Thats interesting, i don't see these as occupying the same space. Clickhouse is in the space of realtime analytics and Snowflake is a data warehouse. Although you could use Clickhouse for similar things it will fail at doing large distributed joins and similarly Snowflake will have trouble meeting a subsecond SLO.
also FWIW Clickhouse's cloud offering also decouples storage and compute using an object store, but they found a good middleground where they keep local caches of hot data.
But CH is capable of the same “data warehousing” features that snowflake is. Which leaves snowflake as a slower, less capable, less open, and more expensive alternative.
Which brings me to the next point: I’m convinced the delineation between “data warehouse” and “olap” is largely a marketing move designed to segment the market along made up boundaries.
Snowflake and ClickHouse are very different in their focus.
Snowflake is focused on enterprise customers. It has a lot of features focused on that, like very granular security and governance and data marketplace. There's also some non-enterprise features that ClickHouse lacks, like the ability to execute Python in database (so you can bring ML in).
But the biggest difference is that Snowflake is storage segregated architecture. Scaling Snowflake is done by running "alter warehouse resize" or something. You can also dedicate specific compute slices to specific users and scale them up and down as needed. And this is all managed for you.
If you want to run ClickHouse at scale, you have to run your own k8s, figure out how to manage persistent storage, figure out how to replicate your data, manage cluster replicated tables, etc. Once you outgrow single instance, things get exponentially more difficult - both for the admins and for the users.
Also, while ClickHouse can do joins and is getting better and better optimizer as we speak, and is probably faster than Snowflake for the same money on "single big table analytics" kind of workload, I would expect it to perform much worse in traditional analytics queries, like you would find in TPC-DS.
> If you want to run ClickHouse at scale, you have to run your own k8s, figure out how to manage persistent storage, figure out how to replicate your data, manage cluster replicated tables, etc. Once you outgrow single instance, things get exponentially more difficult - both for the admins and for the users.
This greatly overstates the difficulty of running ClickHouse as well as the current state of the market.
1. ClickHouse has a good Kubernetes operator written by Altinity that manages most of the basic Kubernetes operations. It's used to operate many thousands of ClickHouse clusters worldwide both self-managed environments as well as multiple SaaS offerings of ClickHouse. (Disclaimer: it's written by my company.)
2. If you don't want the trouble of running ClickHouse there are now multiple cloud vendors in every geographic region offering ClickHouse-as-a-Service. Among other things competition keeps prices reasonable and ensures plenty of choice for users.
There are real differences between Snowflake and ClickHouse but ease of operation is no longer one of them. For example one major difference between Snowflake and ClickHouse from a user perspective is the following: You can develop great Snowflake applications just with a knowledge of SQL whereas for ClickHouse you really have to know how it works inside.
Yeah, that would be my answer as well. I actually forgot to mention that - Snowflake and the like store data away from compute so no matter how you misconfigure clusters (though Snowflake isn't really that configurable) the data is safe. Messing up database that stores data locally means the data is gone - and that makes all operations like resizes and upgrades much more scary.
But of course the local storage is much faster. Tradeoffs.
I know ClickHouse Cloud uses S3 as well, but I don't know much about it, so I don't want to comment on it.
We use both MS SQL and Snowflake heavily. There are clearly instances where having row based storage is appropriate, and also instances where columnar storage outperforms. All based on your workload and not just marketing.
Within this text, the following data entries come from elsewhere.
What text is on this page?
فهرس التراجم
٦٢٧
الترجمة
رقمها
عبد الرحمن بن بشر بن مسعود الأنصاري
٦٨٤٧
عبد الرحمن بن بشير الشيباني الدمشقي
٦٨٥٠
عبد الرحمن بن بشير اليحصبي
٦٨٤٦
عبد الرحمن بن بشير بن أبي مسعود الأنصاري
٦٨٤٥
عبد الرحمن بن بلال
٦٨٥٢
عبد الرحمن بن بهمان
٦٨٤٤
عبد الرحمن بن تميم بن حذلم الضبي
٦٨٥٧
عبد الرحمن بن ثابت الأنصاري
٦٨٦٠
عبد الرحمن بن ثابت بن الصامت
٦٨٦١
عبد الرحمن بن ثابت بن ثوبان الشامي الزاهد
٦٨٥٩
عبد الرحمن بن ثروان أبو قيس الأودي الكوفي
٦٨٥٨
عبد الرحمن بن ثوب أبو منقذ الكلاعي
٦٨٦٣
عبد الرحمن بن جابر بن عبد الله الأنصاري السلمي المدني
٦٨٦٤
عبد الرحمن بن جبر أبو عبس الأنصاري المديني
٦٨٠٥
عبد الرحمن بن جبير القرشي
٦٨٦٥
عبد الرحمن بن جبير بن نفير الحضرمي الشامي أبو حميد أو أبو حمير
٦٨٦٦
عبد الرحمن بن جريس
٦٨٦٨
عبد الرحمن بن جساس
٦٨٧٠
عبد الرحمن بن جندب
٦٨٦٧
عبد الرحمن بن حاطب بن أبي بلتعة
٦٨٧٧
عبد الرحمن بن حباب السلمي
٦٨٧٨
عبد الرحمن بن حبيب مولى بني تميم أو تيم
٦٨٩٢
MSSQL is an OLTP based db (going to preclude discussion of its fancy column index stuff it’s capable of). OLTP db’s definitely, definitely have a different role.
I’m talking about the false difference between the likes of ClickHouse and Snowflake, where they’re both column oriented already. I’m asserting that the fundamental differences between “classic” column db’s and “data warehouses” is far less fundamental than the marketing would have us believe. Some of the db’s in this space have slightly different architectures and trade offs, and some deliberately operate at different scales, but they are built for, and operate in, basically the same purpose.
I think it's more borne of the lack of scaling capabilities in the traditional sql databases, and I guess a lack of capability in summarising data.
In reality, you can probably scale something like vitess pretty far, and then by adding your own summary tables on top, you're probably good for most usecases.
I'm not an expert on this level of the stack though, so I'm probably missing a whole bunch of context.
also FWIW Clickhouse's cloud offering also decouples storage and compute using an object store, but they found a good middleground where they keep local caches of hot data.